Elias Strangas will teach and conduct research in Austria as a Fulbright Scholar.

Feb. 13, 2015

ECE Professor Elias Strangas will teach and conduct research in Austria as a Fulbright Scholar

Elias Strangas

Elias Strangas, professor in the Department of Electrical and Computer Engineering at Michigan State University, has been named a Fulbright Scholar and will teach and conduct research in Austria beginning next month.

The highly coveted Fulbright grants are issued by the United States Department of State, Bureau of Educational and Cultural Affairs to foster international academic exchange. It is the flagship international educational exchange program sponsored by the U.S. government and is designed to increase mutual understanding between the people of the United States and the people of other countries. Each year, about 1,200 U.S. scholars study in 155 countries.

Strangas will spend from March 1 to June 30 at Graz University of Technology (TU Graz) Electric Drives and Machines Institute. TU Graz is located in the south of Austria and serves as the country's focal point for teaching and research in the technical sciences.

“I will work with my colleagues there and will teach a class on the fault diagnosis and failure prognosis of electrical machines and drives,” he said. “We have already had exchanges, joint work, and publications with the institute there.”ECE Professor Elias Strangas will teach and conduct research in Austria as a Fulbright Scholar

Strangas said one of the doctoral students in his Electrical Machines and Drives Laboratory recently spent six months at this institute in Graz, working on a joint research project.

“I hope and expect that this exchange will further enhance our collaborative work with TU Graz, the University of Vienna, as well as with institutes and universities in France and Spain, with whom we have been having close cooperation and exchanges in the last six years.”

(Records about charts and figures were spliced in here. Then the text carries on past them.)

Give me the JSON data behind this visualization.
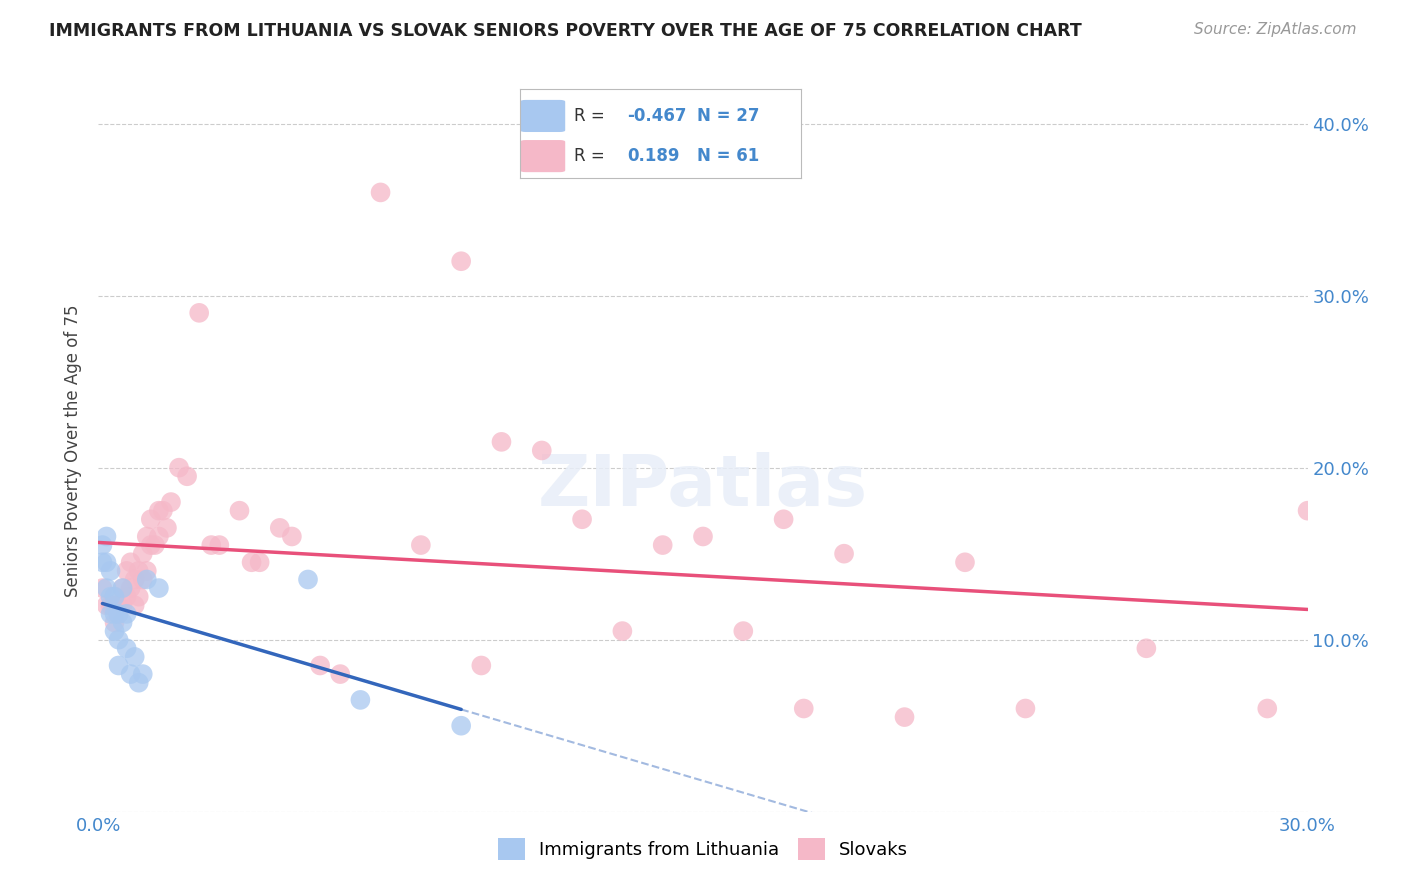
{
  "title": "IMMIGRANTS FROM LITHUANIA VS SLOVAK SENIORS POVERTY OVER THE AGE OF 75 CORRELATION CHART",
  "source": "Source: ZipAtlas.com",
  "ylabel": "Seniors Poverty Over the Age of 75",
  "xlim": [
    0.0,
    0.3
  ],
  "ylim": [
    0.0,
    0.42
  ],
  "xticks": [
    0.0,
    0.05,
    0.1,
    0.15,
    0.2,
    0.25,
    0.3
  ],
  "yticks": [
    0.0,
    0.1,
    0.2,
    0.3,
    0.4
  ],
  "xtick_labels": [
    "0.0%",
    "",
    "",
    "",
    "",
    "",
    "30.0%"
  ],
  "ytick_labels": [
    "",
    "10.0%",
    "20.0%",
    "30.0%",
    "40.0%"
  ],
  "blue_R": "-0.467",
  "blue_N": "27",
  "pink_R": "0.189",
  "pink_N": "61",
  "blue_color": "#A8C8F0",
  "pink_color": "#F5B8C8",
  "blue_line_color": "#3366BB",
  "pink_line_color": "#E8507A",
  "grid_color": "#CCCCCC",
  "background_color": "#FFFFFF",
  "blue_x": [
    0.001,
    0.001,
    0.002,
    0.002,
    0.002,
    0.003,
    0.003,
    0.003,
    0.004,
    0.004,
    0.004,
    0.005,
    0.005,
    0.005,
    0.006,
    0.006,
    0.007,
    0.007,
    0.008,
    0.009,
    0.01,
    0.011,
    0.012,
    0.015,
    0.052,
    0.065,
    0.09
  ],
  "blue_y": [
    0.155,
    0.145,
    0.16,
    0.145,
    0.13,
    0.14,
    0.125,
    0.115,
    0.125,
    0.115,
    0.105,
    0.115,
    0.1,
    0.085,
    0.13,
    0.11,
    0.115,
    0.095,
    0.08,
    0.09,
    0.075,
    0.08,
    0.135,
    0.13,
    0.135,
    0.065,
    0.05
  ],
  "pink_x": [
    0.001,
    0.002,
    0.003,
    0.004,
    0.004,
    0.005,
    0.005,
    0.006,
    0.006,
    0.007,
    0.007,
    0.008,
    0.008,
    0.009,
    0.009,
    0.01,
    0.01,
    0.011,
    0.011,
    0.012,
    0.012,
    0.013,
    0.013,
    0.014,
    0.015,
    0.015,
    0.016,
    0.017,
    0.018,
    0.02,
    0.022,
    0.025,
    0.028,
    0.03,
    0.035,
    0.038,
    0.04,
    0.045,
    0.048,
    0.055,
    0.06,
    0.07,
    0.08,
    0.09,
    0.095,
    0.1,
    0.11,
    0.12,
    0.13,
    0.14,
    0.15,
    0.16,
    0.17,
    0.175,
    0.185,
    0.2,
    0.215,
    0.23,
    0.26,
    0.29,
    0.3
  ],
  "pink_y": [
    0.13,
    0.12,
    0.12,
    0.11,
    0.125,
    0.115,
    0.12,
    0.12,
    0.13,
    0.125,
    0.14,
    0.13,
    0.145,
    0.12,
    0.135,
    0.125,
    0.14,
    0.135,
    0.15,
    0.14,
    0.16,
    0.155,
    0.17,
    0.155,
    0.16,
    0.175,
    0.175,
    0.165,
    0.18,
    0.2,
    0.195,
    0.29,
    0.155,
    0.155,
    0.175,
    0.145,
    0.145,
    0.165,
    0.16,
    0.085,
    0.08,
    0.36,
    0.155,
    0.32,
    0.085,
    0.215,
    0.21,
    0.17,
    0.105,
    0.155,
    0.16,
    0.105,
    0.17,
    0.06,
    0.15,
    0.055,
    0.145,
    0.06,
    0.095,
    0.06,
    0.175
  ],
  "watermark": "ZIPatlas",
  "legend_items": [
    {
      "color": "#A8C8F0",
      "r": "-0.467",
      "n": "27"
    },
    {
      "color": "#F5B8C8",
      "r": "0.189",
      "n": "61"
    }
  ]
}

Strangas earned a PhD at the University of Pittsburgh in 1980. He is a past recipient of the Withrow Teaching Excellence Award.

 

Award Description

The Fulbright Program was established in 1946 under legislation introduced by then Senator J. William Fulbright of Arkansas. The program is sponsored by the U.S. Department of State’s Bureau of Educational and Cultural Affairs. The Fulbright Program awards approximately 8,000 grants annually to 1,600 U.S. students, 4,000 foreign students, 1,200 U.S. scholars, and 900 visiting scholars, along with several hundred teachers and professionals. More than 300,000 "Fulbrighters" have participated in the program since 1946.